In questi tre anni, però, la situazione è mutata radicalmente e, accanto ai numerosi privati che affittano uno o due immobili per integrare il reddito familiare, si sono moltiplicate le aziende di varie dimensioni che praticano la stessa attività con finalità e modalità chiaramente imprenditoriali.

 

Da qui la prima proposta degli assessori al turismo delle cinque grandi città coinvolte nell'incontro di Napoli: elaborare un sistema per distinguere nettamente tra attività imprenditoriale e non imprenditoriale, basandosi su parametri oggettivi e misurabili.

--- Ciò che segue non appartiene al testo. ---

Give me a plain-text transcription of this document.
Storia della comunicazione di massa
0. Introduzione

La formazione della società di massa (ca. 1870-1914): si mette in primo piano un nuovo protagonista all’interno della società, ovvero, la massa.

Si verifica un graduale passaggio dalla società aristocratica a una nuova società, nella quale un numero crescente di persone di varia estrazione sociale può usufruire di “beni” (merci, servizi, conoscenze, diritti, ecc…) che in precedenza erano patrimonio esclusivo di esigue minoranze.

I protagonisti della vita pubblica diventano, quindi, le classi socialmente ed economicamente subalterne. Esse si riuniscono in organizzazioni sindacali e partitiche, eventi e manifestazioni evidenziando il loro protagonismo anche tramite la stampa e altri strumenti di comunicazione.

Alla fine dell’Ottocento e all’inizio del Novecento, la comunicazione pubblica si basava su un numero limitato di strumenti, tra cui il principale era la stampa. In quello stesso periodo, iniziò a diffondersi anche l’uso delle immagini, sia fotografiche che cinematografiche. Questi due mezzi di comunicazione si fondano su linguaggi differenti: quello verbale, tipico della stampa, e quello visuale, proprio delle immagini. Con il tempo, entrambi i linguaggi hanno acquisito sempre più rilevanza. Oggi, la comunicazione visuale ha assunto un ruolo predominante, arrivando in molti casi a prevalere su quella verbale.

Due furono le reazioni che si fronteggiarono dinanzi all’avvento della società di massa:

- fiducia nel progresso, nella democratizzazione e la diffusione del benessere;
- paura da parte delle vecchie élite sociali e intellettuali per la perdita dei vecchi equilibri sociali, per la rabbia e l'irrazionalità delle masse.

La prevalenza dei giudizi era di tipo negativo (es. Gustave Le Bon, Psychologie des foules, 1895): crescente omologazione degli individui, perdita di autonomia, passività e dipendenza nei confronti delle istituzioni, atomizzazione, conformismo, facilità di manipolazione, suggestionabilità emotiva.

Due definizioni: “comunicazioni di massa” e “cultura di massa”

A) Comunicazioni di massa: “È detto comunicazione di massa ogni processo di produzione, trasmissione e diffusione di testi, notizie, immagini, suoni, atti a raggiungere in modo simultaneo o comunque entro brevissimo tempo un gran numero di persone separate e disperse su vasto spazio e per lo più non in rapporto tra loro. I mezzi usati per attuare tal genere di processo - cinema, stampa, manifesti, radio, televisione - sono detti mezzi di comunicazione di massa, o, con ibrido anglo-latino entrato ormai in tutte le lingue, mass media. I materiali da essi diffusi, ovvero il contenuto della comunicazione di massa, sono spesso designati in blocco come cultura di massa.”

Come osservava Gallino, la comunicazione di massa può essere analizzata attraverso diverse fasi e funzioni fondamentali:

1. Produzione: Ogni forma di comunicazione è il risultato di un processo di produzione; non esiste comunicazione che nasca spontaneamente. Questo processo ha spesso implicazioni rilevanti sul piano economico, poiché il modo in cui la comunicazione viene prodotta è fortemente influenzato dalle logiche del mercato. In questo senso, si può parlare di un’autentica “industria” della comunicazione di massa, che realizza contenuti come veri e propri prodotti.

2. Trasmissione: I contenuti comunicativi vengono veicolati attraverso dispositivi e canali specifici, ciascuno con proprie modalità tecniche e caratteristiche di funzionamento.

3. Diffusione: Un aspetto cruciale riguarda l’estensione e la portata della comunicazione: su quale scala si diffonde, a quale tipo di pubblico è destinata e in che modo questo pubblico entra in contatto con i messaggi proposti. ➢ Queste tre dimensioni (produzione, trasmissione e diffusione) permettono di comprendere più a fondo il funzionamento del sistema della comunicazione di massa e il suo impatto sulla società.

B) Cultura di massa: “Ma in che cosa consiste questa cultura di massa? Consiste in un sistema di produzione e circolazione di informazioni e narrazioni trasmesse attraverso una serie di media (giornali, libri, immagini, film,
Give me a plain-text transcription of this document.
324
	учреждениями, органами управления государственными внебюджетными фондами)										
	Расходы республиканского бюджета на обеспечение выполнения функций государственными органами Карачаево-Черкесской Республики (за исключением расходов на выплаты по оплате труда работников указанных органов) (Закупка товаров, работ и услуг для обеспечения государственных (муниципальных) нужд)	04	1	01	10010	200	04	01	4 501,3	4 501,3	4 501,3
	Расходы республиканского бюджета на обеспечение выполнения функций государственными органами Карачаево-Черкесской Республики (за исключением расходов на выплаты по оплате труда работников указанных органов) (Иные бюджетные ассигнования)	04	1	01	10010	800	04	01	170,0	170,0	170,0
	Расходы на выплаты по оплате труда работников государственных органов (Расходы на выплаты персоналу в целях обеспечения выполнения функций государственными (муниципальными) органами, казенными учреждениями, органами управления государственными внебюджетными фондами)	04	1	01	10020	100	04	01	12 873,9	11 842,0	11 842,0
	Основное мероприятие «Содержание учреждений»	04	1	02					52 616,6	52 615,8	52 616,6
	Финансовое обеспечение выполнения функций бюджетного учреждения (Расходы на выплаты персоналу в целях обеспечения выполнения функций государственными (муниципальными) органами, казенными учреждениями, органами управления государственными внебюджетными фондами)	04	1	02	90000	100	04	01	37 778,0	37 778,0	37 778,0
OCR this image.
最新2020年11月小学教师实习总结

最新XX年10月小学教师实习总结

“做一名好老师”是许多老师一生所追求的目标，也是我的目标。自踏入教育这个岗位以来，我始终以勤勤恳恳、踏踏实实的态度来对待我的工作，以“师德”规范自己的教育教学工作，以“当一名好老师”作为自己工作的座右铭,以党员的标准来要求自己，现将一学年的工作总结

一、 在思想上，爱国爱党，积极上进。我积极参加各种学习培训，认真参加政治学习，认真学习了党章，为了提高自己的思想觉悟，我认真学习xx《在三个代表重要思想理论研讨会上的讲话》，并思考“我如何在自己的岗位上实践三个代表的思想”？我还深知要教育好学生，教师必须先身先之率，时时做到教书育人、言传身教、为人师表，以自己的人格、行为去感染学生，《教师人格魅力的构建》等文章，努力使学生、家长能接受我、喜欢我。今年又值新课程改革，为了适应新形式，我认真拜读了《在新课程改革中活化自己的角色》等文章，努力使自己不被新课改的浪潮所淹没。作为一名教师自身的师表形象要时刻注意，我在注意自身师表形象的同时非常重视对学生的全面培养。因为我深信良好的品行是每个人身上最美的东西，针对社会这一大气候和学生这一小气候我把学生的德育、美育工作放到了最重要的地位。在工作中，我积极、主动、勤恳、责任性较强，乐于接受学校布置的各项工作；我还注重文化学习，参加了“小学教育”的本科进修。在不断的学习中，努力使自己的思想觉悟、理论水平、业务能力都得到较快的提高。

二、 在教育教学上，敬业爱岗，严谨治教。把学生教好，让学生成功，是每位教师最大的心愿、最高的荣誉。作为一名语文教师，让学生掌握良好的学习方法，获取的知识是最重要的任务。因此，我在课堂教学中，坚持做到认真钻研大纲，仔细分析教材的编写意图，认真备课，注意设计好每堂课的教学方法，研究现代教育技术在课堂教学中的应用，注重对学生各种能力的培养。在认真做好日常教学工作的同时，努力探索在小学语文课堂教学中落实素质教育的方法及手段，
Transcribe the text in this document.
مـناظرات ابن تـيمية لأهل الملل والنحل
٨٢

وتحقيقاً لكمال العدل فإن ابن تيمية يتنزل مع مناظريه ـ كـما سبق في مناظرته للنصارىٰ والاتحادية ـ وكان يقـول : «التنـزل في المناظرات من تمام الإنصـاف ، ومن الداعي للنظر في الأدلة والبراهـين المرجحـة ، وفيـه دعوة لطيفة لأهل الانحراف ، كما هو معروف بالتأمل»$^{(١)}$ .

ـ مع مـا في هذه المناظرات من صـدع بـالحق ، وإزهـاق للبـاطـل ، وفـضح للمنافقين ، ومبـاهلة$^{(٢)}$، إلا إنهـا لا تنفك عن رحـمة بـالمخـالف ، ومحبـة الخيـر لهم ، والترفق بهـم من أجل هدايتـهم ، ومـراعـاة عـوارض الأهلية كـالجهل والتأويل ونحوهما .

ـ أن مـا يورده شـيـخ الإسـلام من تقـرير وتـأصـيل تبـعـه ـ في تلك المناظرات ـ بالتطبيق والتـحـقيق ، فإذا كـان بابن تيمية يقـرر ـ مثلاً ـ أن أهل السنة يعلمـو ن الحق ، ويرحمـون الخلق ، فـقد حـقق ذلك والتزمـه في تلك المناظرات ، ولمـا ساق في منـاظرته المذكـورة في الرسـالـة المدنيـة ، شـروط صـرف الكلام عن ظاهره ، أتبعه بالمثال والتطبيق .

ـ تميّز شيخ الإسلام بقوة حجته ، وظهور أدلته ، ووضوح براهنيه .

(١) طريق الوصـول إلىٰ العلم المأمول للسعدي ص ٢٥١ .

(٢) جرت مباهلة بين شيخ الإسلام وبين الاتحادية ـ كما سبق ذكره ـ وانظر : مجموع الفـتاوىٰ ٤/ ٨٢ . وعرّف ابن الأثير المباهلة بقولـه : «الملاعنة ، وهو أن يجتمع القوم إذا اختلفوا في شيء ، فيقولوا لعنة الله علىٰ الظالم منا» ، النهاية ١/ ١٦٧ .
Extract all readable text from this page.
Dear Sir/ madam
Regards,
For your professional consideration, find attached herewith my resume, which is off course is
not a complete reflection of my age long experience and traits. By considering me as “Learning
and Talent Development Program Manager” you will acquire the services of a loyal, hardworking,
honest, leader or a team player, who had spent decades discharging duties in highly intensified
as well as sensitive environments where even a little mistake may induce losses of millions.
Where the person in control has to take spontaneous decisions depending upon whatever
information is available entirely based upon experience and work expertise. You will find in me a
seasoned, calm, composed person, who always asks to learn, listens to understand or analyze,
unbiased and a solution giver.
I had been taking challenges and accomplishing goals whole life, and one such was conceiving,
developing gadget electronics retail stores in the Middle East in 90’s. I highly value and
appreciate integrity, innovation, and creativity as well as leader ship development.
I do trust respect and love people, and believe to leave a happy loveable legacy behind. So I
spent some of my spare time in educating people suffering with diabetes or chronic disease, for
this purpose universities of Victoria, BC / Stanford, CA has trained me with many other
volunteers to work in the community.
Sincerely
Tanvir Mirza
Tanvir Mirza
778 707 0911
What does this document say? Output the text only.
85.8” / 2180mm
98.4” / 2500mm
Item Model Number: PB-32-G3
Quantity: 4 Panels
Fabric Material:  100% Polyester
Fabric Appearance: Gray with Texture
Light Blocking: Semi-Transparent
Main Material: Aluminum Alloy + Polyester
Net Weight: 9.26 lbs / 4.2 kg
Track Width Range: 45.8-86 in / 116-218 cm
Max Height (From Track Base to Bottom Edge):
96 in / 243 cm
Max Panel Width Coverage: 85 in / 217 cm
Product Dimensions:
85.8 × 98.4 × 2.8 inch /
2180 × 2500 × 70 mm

Una nuova destinazione d'uso?

Una seconda interessante proposta, nata dalle esigenze organizzative e tecniche delle amministrazioni cittadine, è quella di istituire una nuova destinazione d'uso per gli immobili, denominata “residenziale/ricettiva” che preveda esplicitamente la possibilità di locare case e appartamenti con lo short rent. Attraverso l'applicazione di questa nuova destinazione d'uso, quindi, si potranno anche escludere alcune zone della città dalla possibilità di contenere immobili di questo tipo e, in ogni caso, regolare in modo pianificato la presenza dell'ospitalità diffusa in un centro urbano.

 

Dal punto di vista di chi, come noi di Hintown, si occupa di fornire un supporto tecnico, logistico, ma anche strategico a chi desidera investire nello short rent, quest'ultima proposta sembra particolarmente delicata e da ponderare con estrema attenzione. Se da un lato, infatti, i Comuni potrebbero utilizzare questo strumento per ridurre le zone in cui è possibile realizzare una locazione breve, dall'altro la nuova destinazione d'uso potrebbe anche aumentare il valore degli immobili che vengono individuati come idonei. Si tratterebbe, in ogni caso, di valutare la situazione caso per caso, città per città, in modo da non porre limiti eccessivi e del tutto nocivi ad un grande volano per l'economia dei territori, salvaguardando però la progettualità di ogni amministrazione comunale sul tessuto urbano e sui suoi equilibri sociali, economici e culturali.

 

Infine, i cinque assessori al turismo di Napoli, Milano, Bologna, Roma e Firenze hanno anche concordato sulla richiesta di accelerare il processo di attuazione del Codice Identificativo di Riferimento nazionale, il cosiddetto CIR, la cui introduzione è stata prevista da un recente intervento normativo, ma la cui realizzazione pratica sembra essere ancora di là da venire. Attraverso l'obbligo di registrarsi in questo elenco nazionale, affermano gli amministratori locali, sarà possibile rafforzare il controllo sugli immobili affittati, diminuendo l'abusivismo e rendendo tutto il settore più trasparente e produttivo per la collettività, oltre che per i proprietari e i gestori.

 

Nell'attesa di vedere come queste proposte verranno eventualmente accolte in sede legislativa, resta chiaramente molto alto l'interesse per gli investimenti immobiliari attraverso questo tipo di messa a reddito e per le prospettive che si aprono per il loro futuro.